Once Jean got home from the store with the condoms and Bible, she went to the bathroom to poop. She had been too embarrassed to poop in the hotel with Bobby in the other room. She was willing to let him inside of her, but she was not willing to show him what came out of her. Bobby liked to pretend girls didn’t shit or piss. He knew of course they did, but he liked to imagine their butts were just for show. Bobby’s wife will poop while giving birth to their second child, and Bobby will squeeze her hand and tell her to push harder. The baby will weigh 6 pounds and 5 ounces. Bobby didn’t call Jean the day after prom. Jean decided to sit down and write him a letter instead, but she couldn’t stand the sight of her handwriting, so she decided to masturbate to the poster of Tom Cruise she had on the wall instead.

—---------------------

She had to go to the grocery store. Jean suddenly felt quite silly sitting in the attic amidst the boxes of Christmas decorations and old Barbie dolls reminiscing over a picture of a boy from high school. She needed to get groceries, the kids needed to be picked up from school in an hour, and later in the evening she had a PTA meeting. Jean will be late to pick her kids up from school today. She thought of Bobby as she got into her car. She wondered if he had a minivan now like she did. He’d married a small Italian woman he met in college. Jean had seen them together at last year’s cookie exchange. Jean had made Gingerbread cookies and Bobby’s small Italian wife had brought store bought sugar cookies. Jean wasn’t invited to Bobby’s wedding, but then again, Bobby wasn’t invited to hers. He was still skinny the day he got married. His wife cried on their wedding day because the sweat from her armpit stained her white dress. Jean was married in a church. The priest stood too close to her during the ceremony, and his breath smelled like a mixture of eggs and cigarettes. Jean wore white and her husband wore black. Jean will wear black to her husband’s funeral. The eulogy will be brief because Jean won’t be able to stand the sight of her handwriting as she writes it. The overwhelming trait Jean will remember about her husband is his love of pears. Jean will buy her husband 5,798 pears in his lifetime, and yet when he is gone, she will cry and wish she’d bought him more. But Jean’s husband is not dead yet, he is in fact, currently driving home from work eating a bag of Doritos because when Jean is not around he prefers chips to pears.
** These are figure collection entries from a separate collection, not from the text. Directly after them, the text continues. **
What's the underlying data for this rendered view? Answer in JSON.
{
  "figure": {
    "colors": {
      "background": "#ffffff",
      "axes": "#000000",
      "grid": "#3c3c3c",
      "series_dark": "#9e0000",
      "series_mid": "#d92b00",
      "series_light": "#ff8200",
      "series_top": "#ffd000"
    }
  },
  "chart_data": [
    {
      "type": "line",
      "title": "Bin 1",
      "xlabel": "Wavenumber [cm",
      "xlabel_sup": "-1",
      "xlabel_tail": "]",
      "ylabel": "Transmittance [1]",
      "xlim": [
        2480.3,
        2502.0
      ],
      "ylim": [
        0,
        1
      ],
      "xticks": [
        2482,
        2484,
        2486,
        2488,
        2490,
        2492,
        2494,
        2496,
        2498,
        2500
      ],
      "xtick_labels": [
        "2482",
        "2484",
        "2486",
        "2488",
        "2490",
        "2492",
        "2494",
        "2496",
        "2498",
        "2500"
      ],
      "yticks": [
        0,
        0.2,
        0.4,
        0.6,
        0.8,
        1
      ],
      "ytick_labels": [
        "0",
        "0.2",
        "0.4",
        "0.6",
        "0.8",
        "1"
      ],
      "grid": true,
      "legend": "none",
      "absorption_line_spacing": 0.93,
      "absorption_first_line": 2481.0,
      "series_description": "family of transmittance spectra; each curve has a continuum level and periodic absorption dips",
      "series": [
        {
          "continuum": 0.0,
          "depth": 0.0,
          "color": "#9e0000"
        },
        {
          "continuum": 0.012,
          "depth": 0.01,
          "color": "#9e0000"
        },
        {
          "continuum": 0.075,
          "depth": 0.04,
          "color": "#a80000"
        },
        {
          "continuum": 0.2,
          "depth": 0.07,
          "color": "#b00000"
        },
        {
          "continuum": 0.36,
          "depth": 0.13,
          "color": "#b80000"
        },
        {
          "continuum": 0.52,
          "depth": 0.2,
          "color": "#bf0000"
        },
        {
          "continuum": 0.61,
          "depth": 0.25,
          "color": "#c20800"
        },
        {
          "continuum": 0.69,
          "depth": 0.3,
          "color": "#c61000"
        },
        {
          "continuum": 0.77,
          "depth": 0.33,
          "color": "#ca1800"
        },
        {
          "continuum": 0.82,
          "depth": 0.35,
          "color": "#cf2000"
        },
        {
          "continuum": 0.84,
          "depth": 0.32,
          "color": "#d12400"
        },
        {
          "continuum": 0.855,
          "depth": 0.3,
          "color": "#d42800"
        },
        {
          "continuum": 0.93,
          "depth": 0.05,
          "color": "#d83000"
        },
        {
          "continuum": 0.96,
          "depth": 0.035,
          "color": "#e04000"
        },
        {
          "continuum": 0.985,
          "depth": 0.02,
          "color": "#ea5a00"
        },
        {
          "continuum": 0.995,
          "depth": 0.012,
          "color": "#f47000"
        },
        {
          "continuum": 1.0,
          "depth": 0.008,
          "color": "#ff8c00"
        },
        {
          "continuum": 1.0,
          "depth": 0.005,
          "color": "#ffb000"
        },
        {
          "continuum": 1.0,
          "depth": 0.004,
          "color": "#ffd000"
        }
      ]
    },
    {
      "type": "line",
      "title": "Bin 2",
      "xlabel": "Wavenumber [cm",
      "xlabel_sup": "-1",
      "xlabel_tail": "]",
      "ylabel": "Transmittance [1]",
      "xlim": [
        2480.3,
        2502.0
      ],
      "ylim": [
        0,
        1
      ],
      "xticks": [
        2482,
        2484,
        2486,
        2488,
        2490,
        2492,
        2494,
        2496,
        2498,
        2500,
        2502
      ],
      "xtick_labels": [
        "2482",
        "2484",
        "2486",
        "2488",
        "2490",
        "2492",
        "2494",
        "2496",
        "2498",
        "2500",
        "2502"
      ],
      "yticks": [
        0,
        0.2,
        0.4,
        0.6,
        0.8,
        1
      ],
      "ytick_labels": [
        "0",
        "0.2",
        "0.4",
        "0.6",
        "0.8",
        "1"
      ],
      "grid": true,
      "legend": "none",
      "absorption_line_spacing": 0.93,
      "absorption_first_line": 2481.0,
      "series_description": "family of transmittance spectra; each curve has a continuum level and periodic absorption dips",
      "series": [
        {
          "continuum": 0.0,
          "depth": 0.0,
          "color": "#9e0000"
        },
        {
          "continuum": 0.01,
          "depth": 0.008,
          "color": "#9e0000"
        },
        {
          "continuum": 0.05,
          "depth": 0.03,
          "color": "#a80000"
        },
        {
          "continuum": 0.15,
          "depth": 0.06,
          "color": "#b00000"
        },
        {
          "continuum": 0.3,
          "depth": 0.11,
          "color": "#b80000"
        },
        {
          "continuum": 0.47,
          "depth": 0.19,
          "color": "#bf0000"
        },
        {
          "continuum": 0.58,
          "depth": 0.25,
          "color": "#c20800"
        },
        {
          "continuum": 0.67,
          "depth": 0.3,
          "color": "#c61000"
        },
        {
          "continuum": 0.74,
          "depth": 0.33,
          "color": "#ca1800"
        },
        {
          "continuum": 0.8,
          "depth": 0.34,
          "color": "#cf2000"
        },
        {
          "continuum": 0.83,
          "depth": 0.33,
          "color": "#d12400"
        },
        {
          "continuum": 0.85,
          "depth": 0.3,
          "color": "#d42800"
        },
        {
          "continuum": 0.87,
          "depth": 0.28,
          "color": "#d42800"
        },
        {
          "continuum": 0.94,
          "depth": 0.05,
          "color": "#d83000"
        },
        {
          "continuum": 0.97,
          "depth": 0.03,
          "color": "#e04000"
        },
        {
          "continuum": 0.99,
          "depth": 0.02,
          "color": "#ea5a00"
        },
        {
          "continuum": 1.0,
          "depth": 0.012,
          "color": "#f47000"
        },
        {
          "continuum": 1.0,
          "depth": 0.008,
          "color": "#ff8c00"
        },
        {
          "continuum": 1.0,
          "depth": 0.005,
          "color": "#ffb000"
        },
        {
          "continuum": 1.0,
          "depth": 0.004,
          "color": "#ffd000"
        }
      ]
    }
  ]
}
Jean placed the photographs back in the trunk and went back downstairs careful to blame the pit in her stomach on the expired milk she drank last night. Jean got into her car to pick the kids up from school. She listened to NPR as she drove, although she couldn’t tell you what they were talking about, perhaps something about the war in Afghanistan or the gentrification of the inner cities, Jean will never know because at that moment she won’t be paying attention. Perhaps that is why she doesn’t see the curb. Perhaps she truly is a reckless driver. Perhaps the curb really did just come out of nowhere. But nevertheless, Jean will crash her minivan into a curb on her way to pick her kids up from school. Her bumper will be ripped from the front of her minivan, her insurance rates will skyrocket, and she will decide she needs to visit the dealership to buy a new car.